Via Domainfax:
Australia’s version of the sub-prime crisis that ushered in the global financial crisis could be looming, with a significant number of the 1.5 million households with interest-only loans likely to struggle with higher repayments, experts warn.
Martin North, the principal at consultancy Digital Finance Analytics, said interest-only loans account for about $700 billion of the $1.7 trillion in Australian mortgage lending and it was “our version of the GFC”.
“My view is we’re in somewhat similar territory to where the US was in 2006 before the GFC,” Mr North said.
Craig Morgan, managing director of Independent Mortgage Planners, said one in five people who took a loan two or three years ago would not qualify for the same loan now, because of the crackdown on lending by the regulator and ongoing fallout from the Royal Commission into financial services.
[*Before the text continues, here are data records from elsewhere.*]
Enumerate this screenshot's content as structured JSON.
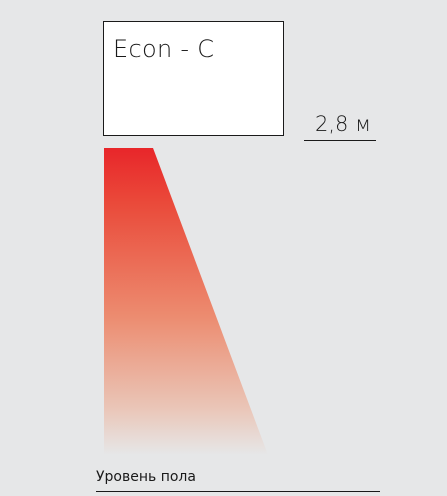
{
  "device": {
    "label": "Econ - C"
  },
  "mounting_height": {
    "label": "2,8 м"
  },
  "floor": {
    "label": "Уровень пола"
  },
  "colors": {
    "heat_top": "#e8262a",
    "heat_mid": "#ec8a6a",
    "heat_bottom": "#e6e7e8",
    "background": "#e6e7e8",
    "outline": "#1a1a1a"
  }
}
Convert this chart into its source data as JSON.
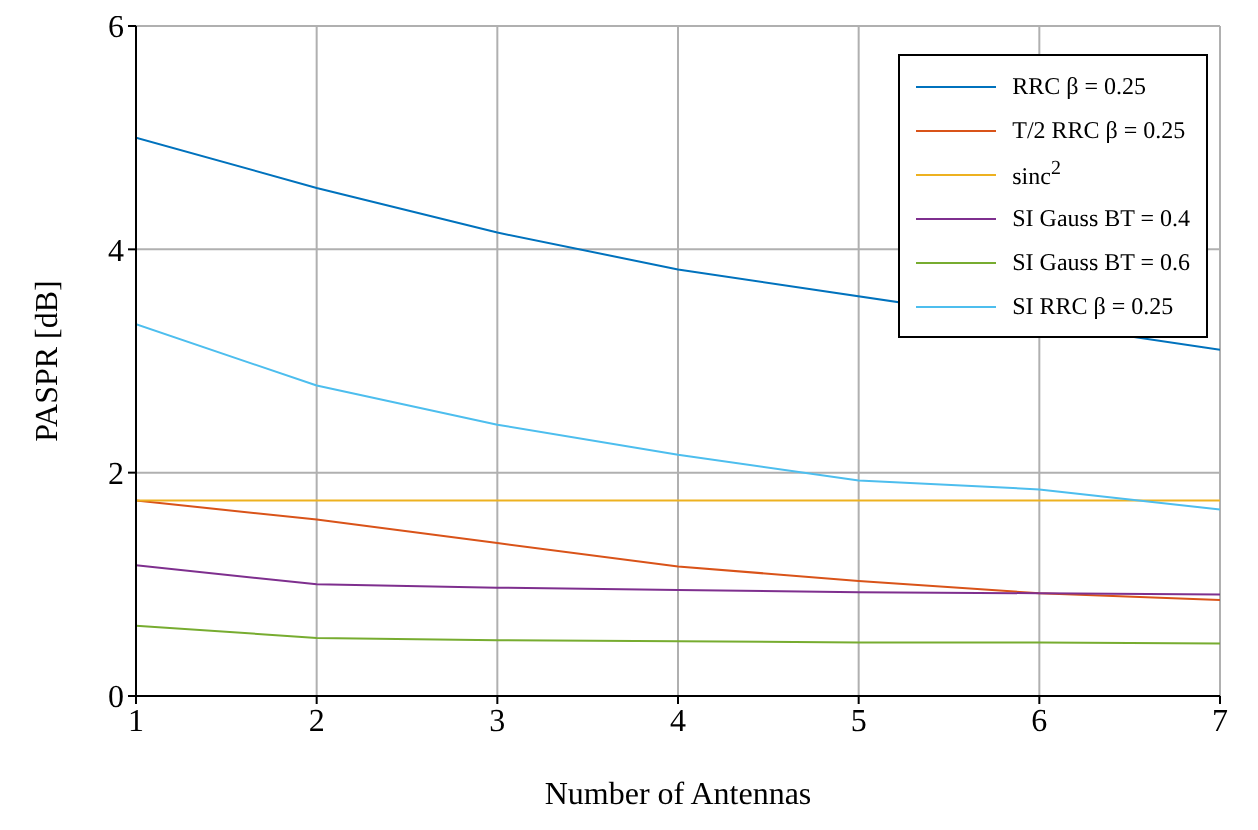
{
  "chart_data": {
    "type": "line",
    "xlabel": "Number of Antennas",
    "ylabel": "PASPR [dB]",
    "x": [
      1,
      2,
      3,
      4,
      5,
      6,
      7
    ],
    "xlim": [
      1,
      7
    ],
    "xticks": [
      1,
      2,
      3,
      4,
      5,
      6,
      7
    ],
    "ylim": [
      0,
      6
    ],
    "yticks": [
      0,
      2,
      4,
      6
    ],
    "grid": true,
    "legend": "top right",
    "marker": "none",
    "line_style": "solid",
    "series": [
      {
        "name": "RRC β = 0.25",
        "color": "#0072bd",
        "values": [
          5.0,
          4.55,
          4.15,
          3.82,
          null,
          null,
          3.1
        ]
      },
      {
        "name": "T/2 RRC β = 0.25",
        "color": "#d95319",
        "values": [
          1.75,
          1.58,
          1.37,
          1.16,
          1.03,
          0.92,
          0.86
        ]
      },
      {
        "name": "sinc$^{2}$",
        "color": "#edb120",
        "values": [
          1.75,
          1.75,
          1.75,
          1.75,
          1.75,
          1.75,
          1.75
        ]
      },
      {
        "name": "SI Gauss BT = 0.4",
        "color": "#7e2f8e",
        "values": [
          1.17,
          1.0,
          0.97,
          0.95,
          0.93,
          0.92,
          0.91
        ]
      },
      {
        "name": "SI Gauss BT = 0.6",
        "color": "#77ac30",
        "values": [
          0.63,
          0.52,
          0.5,
          0.49,
          0.48,
          0.48,
          0.47
        ]
      },
      {
        "name": "SI RRC β = 0.25",
        "color": "#4dbeee",
        "values": [
          3.33,
          2.78,
          2.43,
          2.16,
          1.93,
          1.85,
          1.67
        ]
      }
    ]
  }
}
“In the last six months lenders have had this lightbulb moment of what ‘responsible lending’ means,” Mr Morgan said.
One of the triggers for the GFC was rising defaults from over-leveraged borrowers who were unable to refinance when their honeymoon rates ended. However, the sub-prime lending in the United States before the GFC included large mortgages being given to people without jobs or on minimum wage.
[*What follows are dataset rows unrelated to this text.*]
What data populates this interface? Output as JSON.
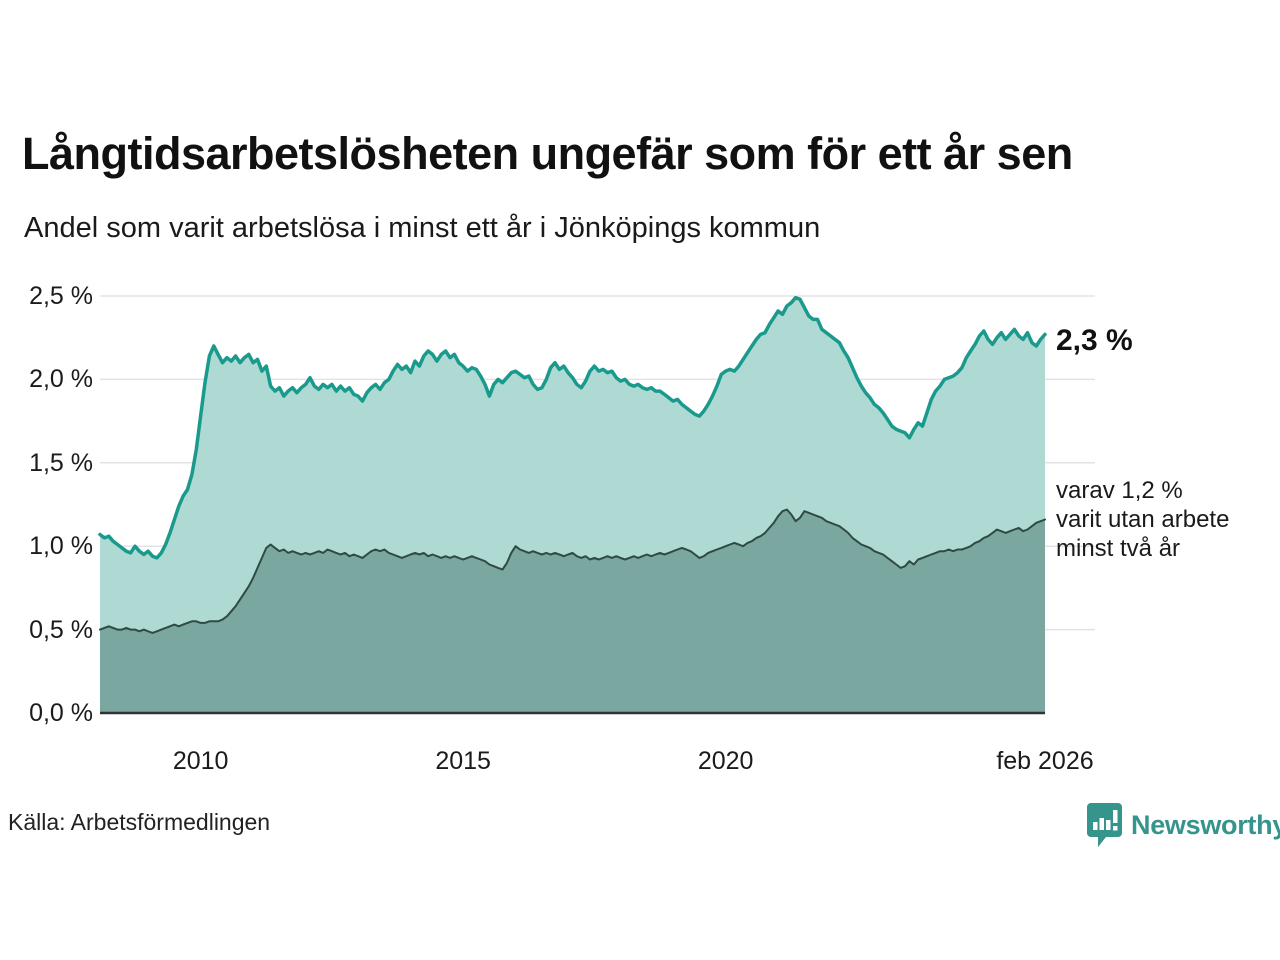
{
  "header": {
    "title": "Långtidsarbetslösheten ungefär som för ett år sen",
    "subtitle": "Andel som varit arbetslösa i minst ett år i Jönköpings kommun"
  },
  "annotations": {
    "latest_value": "2,3 %",
    "secondary_line1": "varav 1,2 %",
    "secondary_line2": "varit utan arbete",
    "secondary_line3": "minst två år"
  },
  "footer": {
    "source": "Källa: Arbetsförmedlingen",
    "brand": "Newsworthy"
  },
  "colors": {
    "accent_teal": "#1a9a8c",
    "light_fill": "#aedad3",
    "dark_fill": "#7aa8a1",
    "dark_line": "#2f4a44",
    "gridline": "#e3e3e7",
    "baseline": "#333333",
    "brand_teal": "#35948b",
    "text": "#111111"
  },
  "chart_data": {
    "type": "area",
    "title": "Långtidsarbetslösheten ungefär som för ett år sen",
    "subtitle": "Andel som varit arbetslösa i minst ett år i Jönköpings kommun",
    "unit": "%",
    "x_start": "2008-02",
    "x_end": "2026-02",
    "x_interval": "monthly",
    "ylim": [
      0,
      2.5
    ],
    "grid": true,
    "legend_position": "none",
    "yticks": [
      {
        "value": 0.0,
        "label": "0,0 %"
      },
      {
        "value": 0.5,
        "label": "0,5 %"
      },
      {
        "value": 1.0,
        "label": "1,0 %"
      },
      {
        "value": 1.5,
        "label": "1,5 %"
      },
      {
        "value": 2.0,
        "label": "2,0 %"
      },
      {
        "value": 2.5,
        "label": "2,5 %"
      }
    ],
    "xticks": [
      {
        "index": 23,
        "label": "2010"
      },
      {
        "index": 83,
        "label": "2015"
      },
      {
        "index": 143,
        "label": "2020"
      },
      {
        "index": 216,
        "label": "feb 2026"
      }
    ],
    "series": [
      {
        "name": "Andel arbetslösa minst ett år",
        "latest_value": 2.3,
        "line_color": "#1a9a8c",
        "fill_color": "#aedad3",
        "line_width": 3.5,
        "values": [
          1.07,
          1.05,
          1.06,
          1.03,
          1.01,
          0.99,
          0.97,
          0.96,
          1.0,
          0.97,
          0.95,
          0.97,
          0.94,
          0.93,
          0.96,
          1.01,
          1.08,
          1.16,
          1.24,
          1.3,
          1.34,
          1.43,
          1.58,
          1.78,
          1.98,
          2.14,
          2.2,
          2.15,
          2.1,
          2.13,
          2.11,
          2.14,
          2.1,
          2.13,
          2.15,
          2.1,
          2.12,
          2.05,
          2.08,
          1.96,
          1.93,
          1.95,
          1.9,
          1.93,
          1.95,
          1.92,
          1.95,
          1.97,
          2.01,
          1.96,
          1.94,
          1.97,
          1.95,
          1.97,
          1.93,
          1.96,
          1.93,
          1.95,
          1.91,
          1.9,
          1.87,
          1.92,
          1.95,
          1.97,
          1.94,
          1.98,
          2.0,
          2.05,
          2.09,
          2.06,
          2.08,
          2.04,
          2.11,
          2.08,
          2.14,
          2.17,
          2.15,
          2.11,
          2.15,
          2.17,
          2.13,
          2.15,
          2.1,
          2.08,
          2.05,
          2.07,
          2.06,
          2.02,
          1.97,
          1.9,
          1.97,
          2.0,
          1.98,
          2.01,
          2.04,
          2.05,
          2.03,
          2.01,
          2.02,
          1.97,
          1.94,
          1.95,
          2.0,
          2.07,
          2.1,
          2.06,
          2.08,
          2.04,
          2.01,
          1.97,
          1.95,
          1.99,
          2.05,
          2.08,
          2.05,
          2.06,
          2.04,
          2.05,
          2.01,
          1.99,
          2.0,
          1.97,
          1.96,
          1.97,
          1.95,
          1.94,
          1.95,
          1.93,
          1.93,
          1.91,
          1.89,
          1.87,
          1.88,
          1.85,
          1.83,
          1.81,
          1.79,
          1.78,
          1.81,
          1.85,
          1.9,
          1.96,
          2.03,
          2.05,
          2.06,
          2.05,
          2.08,
          2.12,
          2.16,
          2.2,
          2.24,
          2.27,
          2.28,
          2.33,
          2.37,
          2.41,
          2.39,
          2.44,
          2.46,
          2.49,
          2.48,
          2.43,
          2.38,
          2.36,
          2.36,
          2.3,
          2.28,
          2.26,
          2.24,
          2.22,
          2.17,
          2.13,
          2.07,
          2.01,
          1.96,
          1.92,
          1.89,
          1.85,
          1.83,
          1.8,
          1.76,
          1.72,
          1.7,
          1.69,
          1.68,
          1.65,
          1.7,
          1.74,
          1.72,
          1.8,
          1.88,
          1.93,
          1.96,
          2.0,
          2.01,
          2.02,
          2.04,
          2.07,
          2.13,
          2.17,
          2.21,
          2.26,
          2.29,
          2.24,
          2.21,
          2.25,
          2.28,
          2.24,
          2.27,
          2.3,
          2.26,
          2.24,
          2.28,
          2.22,
          2.2,
          2.24,
          2.27
        ]
      },
      {
        "name": "varav utan arbete minst två år",
        "latest_value": 1.2,
        "line_color": "#2f4a44",
        "fill_color": "#7aa8a1",
        "line_width": 2,
        "values": [
          0.5,
          0.51,
          0.52,
          0.51,
          0.5,
          0.5,
          0.51,
          0.5,
          0.5,
          0.49,
          0.5,
          0.49,
          0.48,
          0.49,
          0.5,
          0.51,
          0.52,
          0.53,
          0.52,
          0.53,
          0.54,
          0.55,
          0.55,
          0.54,
          0.54,
          0.55,
          0.55,
          0.55,
          0.56,
          0.58,
          0.61,
          0.64,
          0.68,
          0.72,
          0.76,
          0.81,
          0.87,
          0.93,
          0.99,
          1.01,
          0.99,
          0.97,
          0.98,
          0.96,
          0.97,
          0.96,
          0.95,
          0.96,
          0.95,
          0.96,
          0.97,
          0.96,
          0.98,
          0.97,
          0.96,
          0.95,
          0.96,
          0.94,
          0.95,
          0.94,
          0.93,
          0.95,
          0.97,
          0.98,
          0.97,
          0.98,
          0.96,
          0.95,
          0.94,
          0.93,
          0.94,
          0.95,
          0.96,
          0.95,
          0.96,
          0.94,
          0.95,
          0.94,
          0.93,
          0.94,
          0.93,
          0.94,
          0.93,
          0.92,
          0.93,
          0.94,
          0.93,
          0.92,
          0.91,
          0.89,
          0.88,
          0.87,
          0.86,
          0.9,
          0.96,
          1.0,
          0.98,
          0.97,
          0.96,
          0.97,
          0.96,
          0.95,
          0.96,
          0.95,
          0.96,
          0.95,
          0.94,
          0.95,
          0.96,
          0.94,
          0.93,
          0.94,
          0.92,
          0.93,
          0.92,
          0.93,
          0.94,
          0.93,
          0.94,
          0.93,
          0.92,
          0.93,
          0.94,
          0.93,
          0.94,
          0.95,
          0.94,
          0.95,
          0.96,
          0.95,
          0.96,
          0.97,
          0.98,
          0.99,
          0.98,
          0.97,
          0.95,
          0.93,
          0.94,
          0.96,
          0.97,
          0.98,
          0.99,
          1.0,
          1.01,
          1.02,
          1.01,
          1.0,
          1.02,
          1.03,
          1.05,
          1.06,
          1.08,
          1.11,
          1.14,
          1.18,
          1.21,
          1.22,
          1.19,
          1.15,
          1.17,
          1.21,
          1.2,
          1.19,
          1.18,
          1.17,
          1.15,
          1.14,
          1.13,
          1.12,
          1.1,
          1.08,
          1.05,
          1.03,
          1.01,
          1.0,
          0.99,
          0.97,
          0.96,
          0.95,
          0.93,
          0.91,
          0.89,
          0.87,
          0.88,
          0.91,
          0.89,
          0.92,
          0.93,
          0.94,
          0.95,
          0.96,
          0.97,
          0.97,
          0.98,
          0.97,
          0.98,
          0.98,
          0.99,
          1.0,
          1.02,
          1.03,
          1.05,
          1.06,
          1.08,
          1.1,
          1.09,
          1.08,
          1.09,
          1.1,
          1.11,
          1.09,
          1.1,
          1.12,
          1.14,
          1.15,
          1.16
        ]
      }
    ]
  }
}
“This is absolutely not ‘sub-prime’ in the US definition but there were people [in Australia] who were being encouraged to get very big loans on the fact that principal & interest was impossible to service but they could service interest-only,” Mr North said.
More panic at The Project:
The interest-only reset is as opaque as it is large. There is still confusion about how much the back book and front book of the banks can absorb the reset. Banks can only issue 30% of new loans as interest-only now. That’s roughly $40 billion per quarter, which would mean that the reset would reflect the banks’ entire front book IO capacity as folks refinance.
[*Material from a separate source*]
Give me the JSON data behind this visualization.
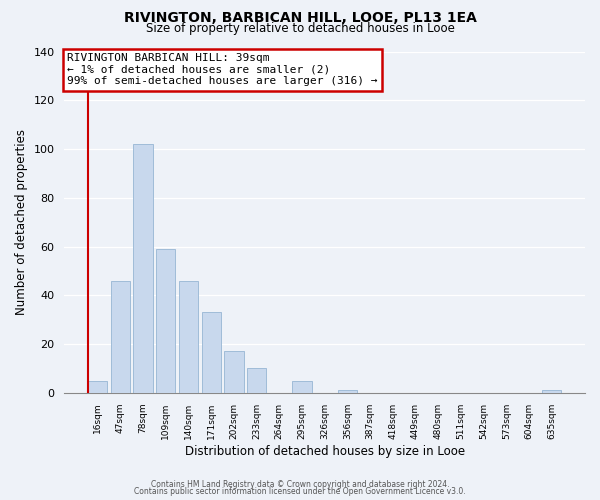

Therefore, some large portion will have to transpire in the back book. Our best guess how much that will be is based upon the history of what the banks have managed previously, We’ve guessed they will be able to manage some $25 billion per quarter in the back book as the great reset builds. That means we’ll see the following total resets to principle and interest:
In terms of scale, this is around 3% of the loan book at peak which is similar in scale to the US experience:
At roughly $30bn per month, the US interest rate reset bounced around 2.5% of the total mortgage market for four years. It is not a coincidence that its house prices resumed price rises, and the economy to exit chronically slow growth, in 2012 when the reset ended.
Nobody knows quite how it will play out but any way you cut it the Australian interest-only reset is big and dangerous. Even Jess Irvine has grown up:
The Bureau’s latest quarterly report clocked national home values falling 0.7 per cent in the first three months of this year, wiping $22.5 billion from Australians’ combined housing wealth.
…The headlines have been worrying indeed.
An exodus of investors following a crackdown on investor borrowing and interest only lending.Tighter lending standards for new borrowers expected after revelations of lax lending in the banking royal commission.
A drop in foreign investors thanks to new charges.
A fresh funding squeeze forcing smaller lenders to inflict out-of-cycle interest rate hikes.
And this week, minutes released from the latest Reserve Bank board meeting – at which it left interest rates at record lows for a now unprecedented period – reveal Australia’s top economic policy makers discussed (at length) a special report on the risks of Australia’s world-leading level of household debt.
Yep. Jess rightly trailing the scent of RBA panic.